大会開催にあたって、海外からやってくる人は選手、大会関係者、メディア関係者を含め、10万人を超えるとの推計もある。

東京都内でインド由来の変異ウイルスのクラスターが初確認されるような事態が起きるなか、水際対策や「バブル」と言われる関係者の隔離で感染拡大を防ぎ切れるのか、疑問視する声は少なくない。

開催に伴って経済活動が活発化することで国内の人流の動きが増えれば、感染が再拡大するとの試算も出ている。しかし、観客動員をめぐる議論はまだ途上だ。

一方、対策の切り札とされるワクチン接種については、高齢者への接種は7月末までに終えるという目標があるものの、それ以外の一般の人々がいつ接種を受けられるかというメドは、今も立っていない。
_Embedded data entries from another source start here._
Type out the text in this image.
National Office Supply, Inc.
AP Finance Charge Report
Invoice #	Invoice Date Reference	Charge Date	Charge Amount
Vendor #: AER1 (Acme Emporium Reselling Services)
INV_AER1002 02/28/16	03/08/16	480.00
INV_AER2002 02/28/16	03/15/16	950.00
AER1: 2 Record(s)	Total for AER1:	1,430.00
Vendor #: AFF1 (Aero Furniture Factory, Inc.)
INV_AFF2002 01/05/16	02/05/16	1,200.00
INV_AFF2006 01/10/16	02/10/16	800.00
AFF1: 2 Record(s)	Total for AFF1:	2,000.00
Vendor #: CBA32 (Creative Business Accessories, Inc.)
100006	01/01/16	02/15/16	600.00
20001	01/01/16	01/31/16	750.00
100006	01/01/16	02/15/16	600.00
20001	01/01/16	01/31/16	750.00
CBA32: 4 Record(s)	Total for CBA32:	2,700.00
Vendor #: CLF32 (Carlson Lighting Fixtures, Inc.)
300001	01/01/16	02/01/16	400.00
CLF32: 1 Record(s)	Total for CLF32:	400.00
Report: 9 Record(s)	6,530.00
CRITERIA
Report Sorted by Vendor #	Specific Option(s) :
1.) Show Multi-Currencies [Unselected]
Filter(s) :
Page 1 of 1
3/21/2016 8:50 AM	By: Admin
Our World in data」によると、少なくとも1回はワクチンを接種したことを示す「接種率」は、5.23%(5月24日現在)。

先進国を中心とする経済協力開発機構(OECD)に加盟する37カ国のなかでは、最下位(上のグラフ)だ。

専門家が懸念すること

大会に向けた医療資源の確保が求められることで、医療の逼迫を懸念する声もある。

政府の新型コロナウイルス感染症対策分科会の尾身茂会長も「やる、やらないを含めてオーガナイザーの責任」と、開催期間中の医療への負荷の検証に基づき判断すべきと国会で述べている。

また、東京都医師会の尾崎治夫会長も毎日新聞の取材に対し、「五輪ありきで、国民や医療を犠牲にすることは許されない」と苦言を呈し、感染状況によっては中止を提言すると述べた。
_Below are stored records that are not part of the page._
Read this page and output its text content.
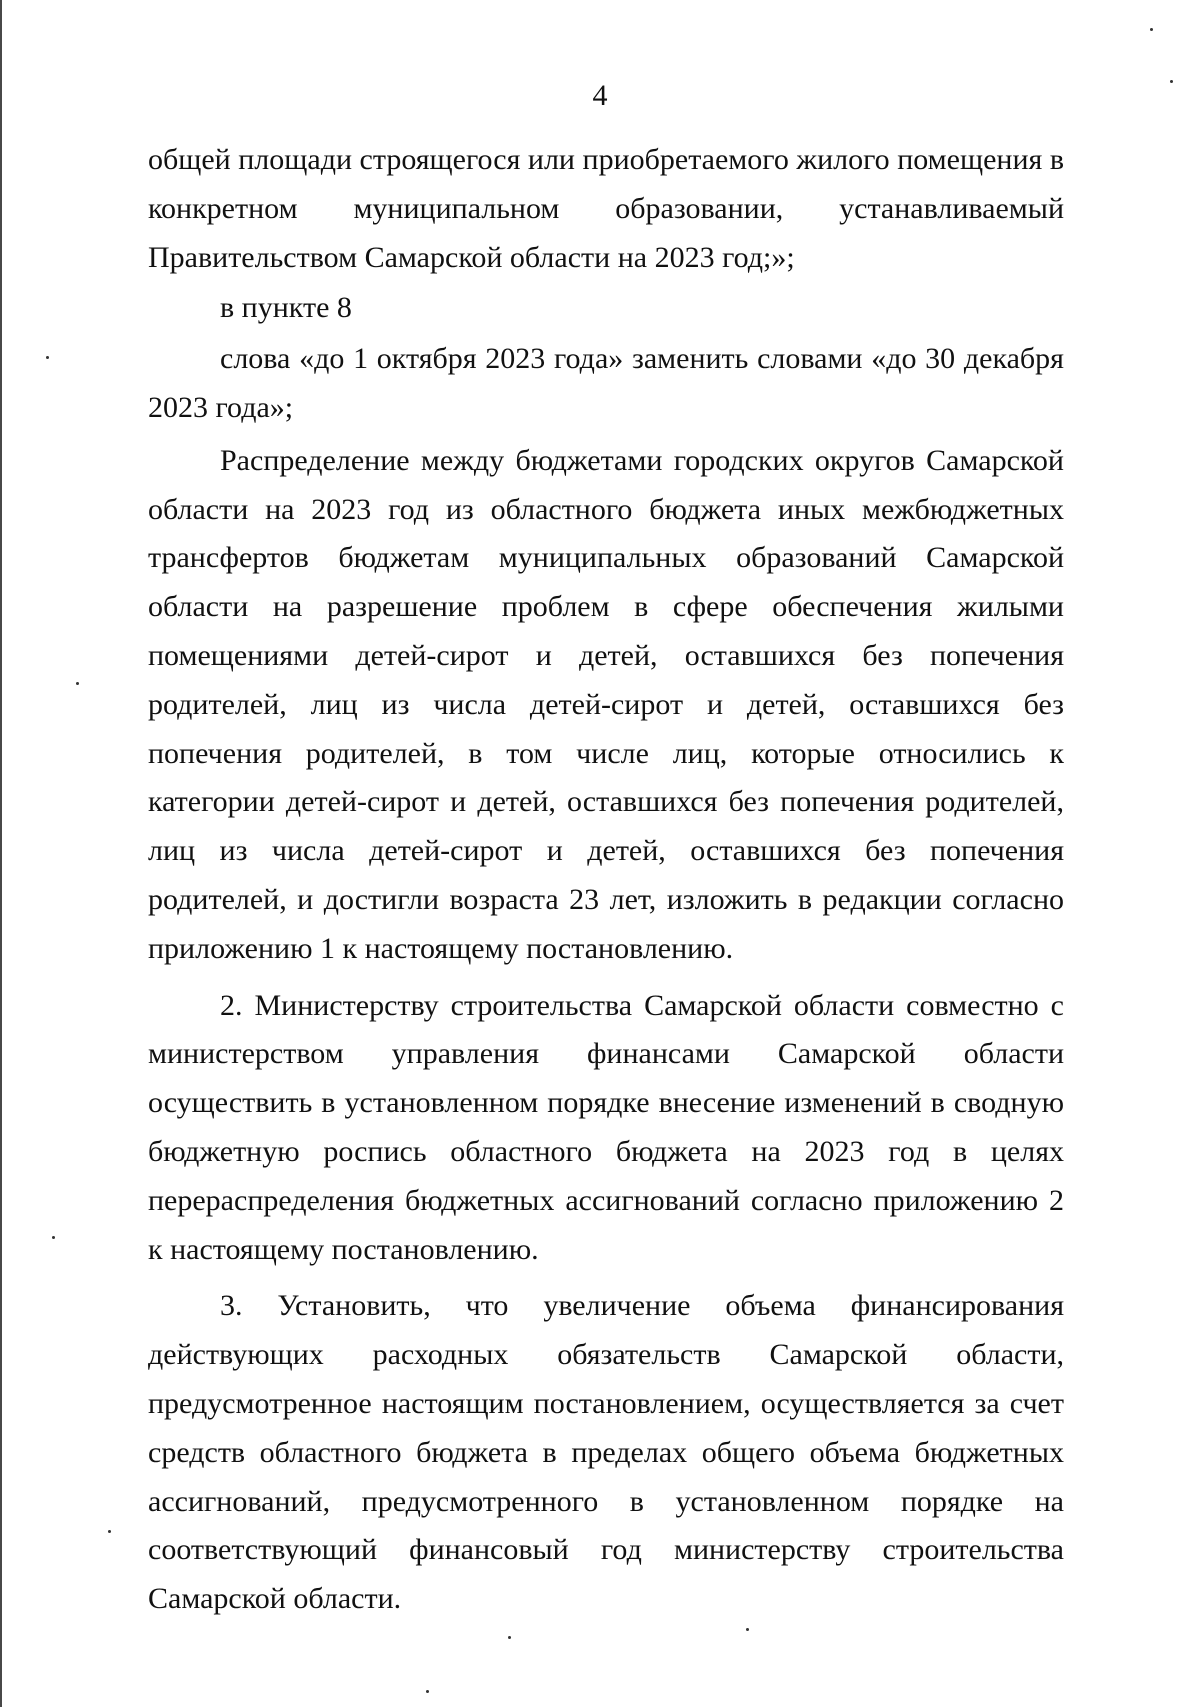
4

общей площади строящегося или приобретаемого жилого помещения в конкретном муниципальном образовании, устанавливаемый Правительством Самарской области на 2023 год;»;

в пункте 8

слова «до 1 октября 2023 года» заменить словами «до 30 декабря 2023 года»;

Распределение между бюджетами городских округов Самарской области на 2023 год из областного бюджета иных межбюджетных трансфертов бюджетам муниципальных образований Самарской области на разрешение проблем в сфере обеспечения жилыми помещениями детей-сирот и детей, оставшихся без попечения родителей, лиц из числа детей-сирот и детей, оставшихся без попечения родителей, в том числе лиц, которые относились к категории детей-сирот и детей, оставшихся без попечения родителей, лиц из числа детей-сирот и детей, оставшихся без попечения родителей, и достигли возраста 23 лет, изложить в редакции согласно приложению 1 к настоящему постановлению.

2. Министерству строительства Самарской области совместно с министерством управления финансами Самарской области осуществить в установленном порядке внесение изменений в сводную бюджетную роспись областного бюджета на 2023 год в целях перераспределения бюджетных ассигнований согласно приложению 2 к настоящему постановлению.

3. Установить, что увеличение объема финансирования действующих расходных обязательств Самарской области, предусмотренное настоящим постановлением, осуществляется за счет средств областного бюджета в пределах общего объема бюджетных ассигнований, предусмотренного в установленном порядке на соответствующий финансовый год министерству строительства Самарской области.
分科会の構成員で、東京五輪における新型コロナウイルス感染症対策調整会議の医学アドバイザーも務める川崎市健康安全研究所所長の岡部信彦さん(写真)も同様だ。

BuzzFeed Medicalの取材に対し、「開催時期に、東京が今の大阪のような感染の広がりと医療の状態になっているならば、オリンピックという祭典の開催は困難」と、以下のように述べた。

感染対策だけ考えれば、「開催しない」という決断が一番簡単でいいと思います。政府がやらないと決めてくれれば、医学アドバイザーの僕もかなり楽になる。

でもどうしてもやるとしたら、どういう方法があるかが問われています。感染が一定以上広がっている場合には、オリンピックの基本は何かということを考えたうえで、ベリーまたはベリー・ベリーリミテッドで開くというのが考えられ得る方法ではないかと思っています。

もう半年から1年くらい延ばしてもいいじゃないかと感染対策の視点では思いますよね。1年後だったらワクチンも行き渡り、医療も対応に慣れているでしょう。

中止の経済損失は…

東京や大阪などに出ている緊急事態宣言は、延期される方針であると報じられている。休業を強いられている業種に従事する人々からは悲鳴もあがる。

5月25日には、大会中止の経済的な損失は1兆8千億円規模にのぼるという試算を、野村総合研究所が発表した。

一方でこの試算では、「大会を中止する場合の経済損失は、緊急事態宣言1回分によるものよりも小さい」と指摘しており、こう結論づけている。

大会開催をきっかけに、仮に感染が拡大して緊急事態宣言の再発令を余儀なくされる場合には、その経済損失の方が大きくなるのである。

大会の開催・中止の判断、観客制限の判断については、その経済的な損失という観点ではなく、感染リスクへの影響という観点に基づいて慎重に決定されるべきであることを示唆している。

自民党の二階俊博幹事長は5月25日、大会関係者のこれまでの努力と現実的な問題に配慮しながら「最終的な判断を下していかなくてはならない」と述べた

当初、「コンパクト五輪」「東日本大震災の復興五輪」と言われていた東京五輪は「人類がコロナに打ち勝った証」に変わり、ついに、その言葉も聞かれなくなった。

丸川珠代・五輪担当相は「コロナ禍で分断された人々の間に絆を取り戻す大きな意義がある」と発言しているが、各種世論調査で反対が過半数を占める現状では、開催が新たな分断を呼びかねない状況だ。

ワクチン接種は遅々として進んでいない。この社会に暮らす人々や、各国の選手、関係者の健康と生命を守り抜くことはできるのか。感染拡大を招かないような大会運営は、本当に可能なのか。

最終的な判断のタイムリミットが近づいている。